Thursday, 26 March 2009

Confused...


...I feel like such a horrid person right now and have for the last few weeks,well months. Nothing to do with the Top though so she's safe.


We get big Brother here too you see. A show that I detest for what it stands for which is really shitty tv.

Most reality shows are just that but BB seems to be a step or two ahead of the crowd and frankly I think only sad, lonely, stupid people watch it but that's just me.


There was this woman on one of them, just don't ask me which one, and she recently died of cancer. Cervical cancer. She was 27 and left behind two little boys five and four.


At first I was appalled and chalked it up to her being Essex and all for the publicity covering her ordeal. Pictures of Jade loosing her hair, lying in hospital, in wheelchairs flooded the media here.

It was really to much.


Then she married a guy during this and he was tethered because of fighting. Ho hum typical Jade.


But then I read that she was doing all of this so her kids,her little boys would never want. I felt really bad then but still had her annoying big mouth going around in my head. For a while it was Jade this and Jade that on the television and believe me I didn't care for her trips around the world, he mothers make over etc.


Now though she is dead. He funeral is set for the fourth of April and I am left with feelings I don't want to understand.
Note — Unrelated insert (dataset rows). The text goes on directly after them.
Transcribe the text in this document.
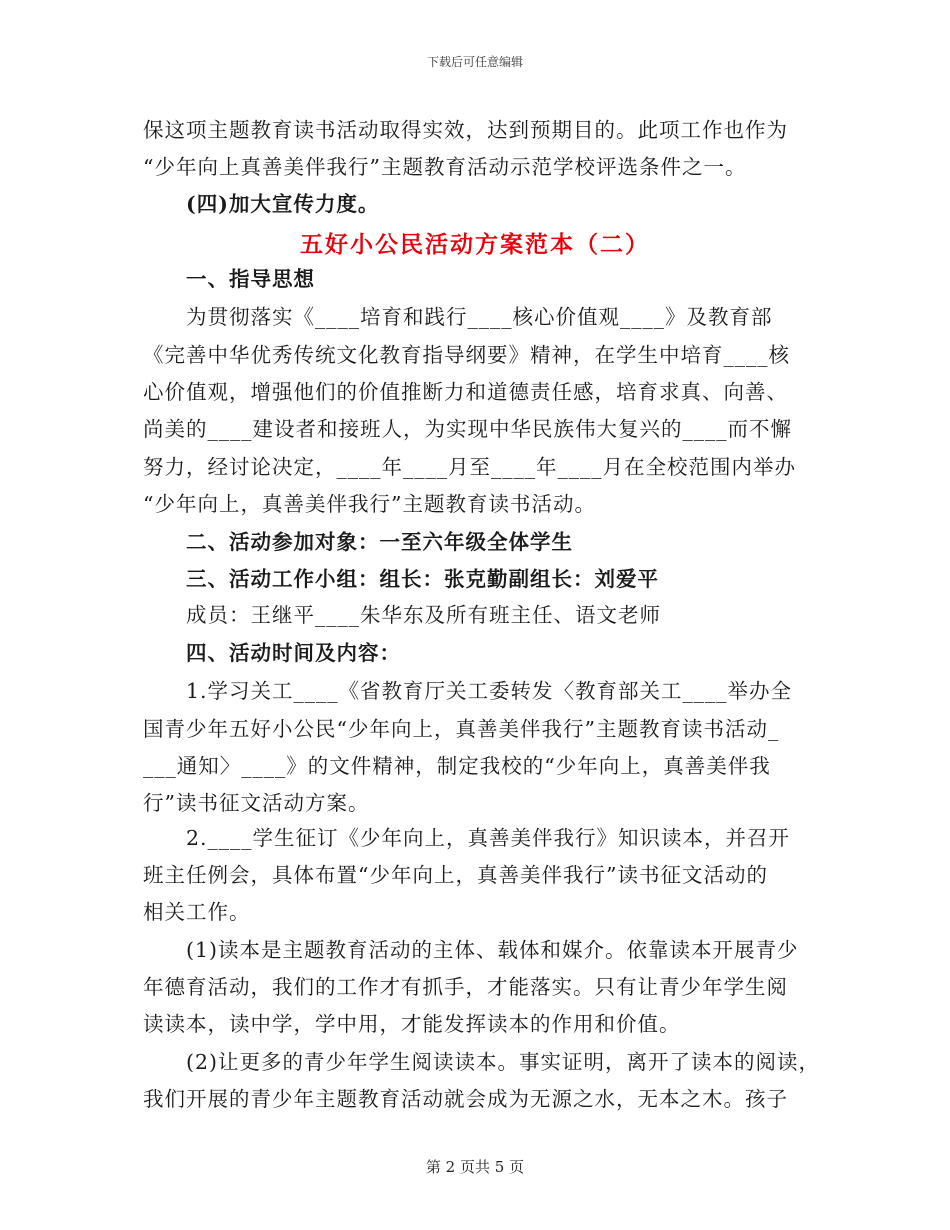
下载后可任意编辑
保这项主题教育读书活动取得实效，达到预期目的。此项工作也作为
“少年向上真善美伴我行”主题教育活动示范学校评选条件之一。
(四)加大宣传力度。
五好小公民活动方案范本（二）
一、指导思想
为贯彻落实《____培育和践行____核心价值观____》及教育部
《完善中华优秀传统文化教育指导纲要》精神，在学生中培育____核
心价值观，增强他们的价值推断力和道德责任感，培育求真、向善、
尚美的____建设者和接班人，为实现中华民族伟大复兴的____而不懈
努力，经讨论决定，____年____月至____年____月在全校范围内举办
“少年向上，真善美伴我行”主题教育读书活动。
二、活动参加对象：一至六年级全体学生
三、活动工作小组：组长：张克勤副组长：刘爱平
成员：王继平____朱华东及所有班主任、语文老师
四、活动时间及内容：
1.学习关工____《省教育厅关工委转发〈教育部关工____举办全
国青少年五好小公民“少年向上，真善美伴我行”主题教育读书活动_
___通知〉____》的文件精神，制定我校的“少年向上，真善美伴我
行”读书征文活动方案。
2.____学生征订《少年向上，真善美伴我行》知识读本，并召开
班主任例会，具体布置“少年向上，真善美伴我行”读书征文活动的
相关工作。
(1)读本是主题教育活动的主体、载体和媒介。依靠读本开展青少
年德育活动，我们的工作才有抓手，才能落实。只有让青少年学生阅
读读本，读中学，学中用，才能发挥读本的作用和价值。
(2)让更多的青少年学生阅读读本。事实证明，离开了读本的阅读，
我们开展的青少年主题教育活动就会成为无源之水，无本之木。孩子
第 2 页共 5 页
Ah yes, physician heal thyself.


I won't say I will miss her because that would be ludicrous. I didn't know the woman and to be honest the television will be safe again.


I will say that I think it's a crying shame that so young a woman with small sons had to die. All she needed to do was going for annual pap smears and maybe this could have been prevented. It should open the British woman's eyes to having them done, especially if she is sexually active with a man.


Look that one up ladies.


So I am angry at the NHS, angry at Jade, angry at myself. Screaming might help but a spanking would be even better.


WHAT!!!!


Yes they do work for this type of feeling too, they aren't just for naughtiness in our house. Occasionally I need one to get over the way I am feeling.


Not that I'm not going to get one tonight because my lovely Top has decided twice a week is good until the time for them to stop comes along. I wonder if she's been talking to Adam? I should stop that too shouldn't I?


Speaking of have you been reading those stories!!!! My GOD!!! Will they never stop? I am going crosseyed.